When engineers laid the Cork-Dublin gas pipeline between 1981 and 1982, archaeologists working ahead of the trench at Kilferagh found themselves excavating what had been, some seven centuries earlier, a small and apparently self-contained agricultural settlement. At its centre was a corn-drying kiln, a type of structure common enough in medieval Ireland but rarely preserved in such readable detail.

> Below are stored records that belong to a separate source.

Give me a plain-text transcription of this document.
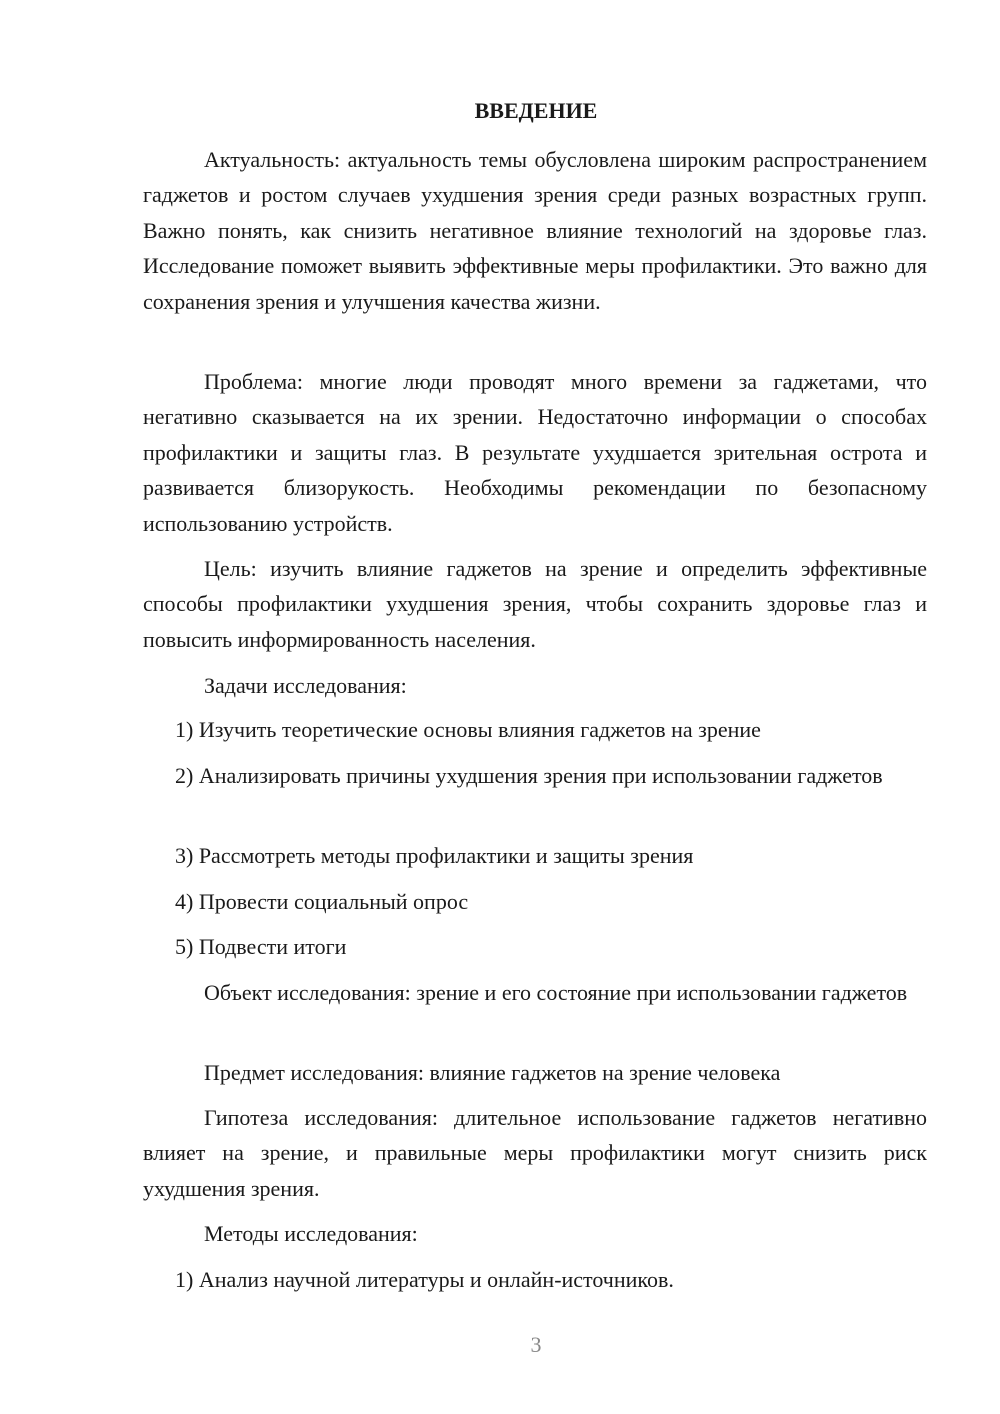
ВВЕДЕНИЕ

Актуальность: актуальность темы обусловлена широким распространением гаджетов и ростом случаев ухудшения зрения среди разных возрастных групп. Важно понять, как снизить негативное влияние технологий на здоровье глаз. Исследование поможет выявить эффективные меры профилактики. Это важно для сохранения зрения и улучшения качества жизни.

Проблема: многие люди проводят много времени за гаджетами, что негативно сказывается на их зрении. Недостаточно информации о способах профилактики и защиты глаз. В результате ухудшается зрительная острота и развивается близорукость. Необходимы рекомендации по безопасному использованию устройств.

Цель: изучить влияние гаджетов на зрение и определить эффективные способы профилактики ухудшения зрения, чтобы сохранить здоровье глаз и повысить информированность населения.

Задачи исследования:

1) Изучить теоретические основы влияния гаджетов на зрение

2) Анализировать причины ухудшения зрения при использовании гаджетов

3) Рассмотреть методы профилактики и защиты зрения

4) Провести социальный опрос

5) Подвести итоги

Объект исследования: зрение и его состояние при использовании гаджетов

Предмет исследования: влияние гаджетов на зрение человека

Гипотеза исследования: длительное использование гаджетов негативно влияет на зрение, и правильные меры профилактики могут снизить риск ухудшения зрения.

Методы исследования:

1) Анализ научной литературы и онлайн-источников.

3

A corn-drying kiln was a purpose-built furnace used to dry harvested grain before milling or storage, a practical necessity in a wet climate where grain could not reliably be dried in the open air. The Kilferagh example, which the pottery sherds built into its stone platform date to the late thirteenth century, was constructed with some care. Workers cut a pit roughly five metres by four into the boulder clay, then built within it a circular bowl of dry-stone walling, tapering from just over a metre in diameter at the top to eighty centimetres at the base, and standing to a height of around 1.6 metres across six surviving courses. A straight flue, some 2.2 metres long and faced with stone slabs set on their narrow ends, ran westward from the bowl and opened into a sunken yard. That yard served a double purpose: it was a working area where the kiln could be stoked, and a dump for the burnt rakings raked out of the flue. A shallow depression in the yard's north-western corner, packed with charcoal from ash and blackthorn, appears to have been the hearth from which burning embers were carried to the flue. Charred cereal remains found inside the bowl confirm the structure was used as intended. Close by stood the probable walls of a house and, just a metre to the south-south-east, a building tentatively identified as a barn, conveniently placed to receive grain straight from the kiln floor. Two parallel ditches running roughly north-north-west to south-south-east may represent the fosse, or defensive ditch, of an enclosed manorial farmstead, a type of moated agricultural enclosure associated with Anglo-Norman settlement. Medieval pottery of late thirteenth and early fourteenth-century date was found throughout the site, and the settlement appears to have been abandoned and deliberately backfilled sometime before the early fifteenth century, leaving the whole complex sealed beneath later tillage land until a pipeline route happened to cross it.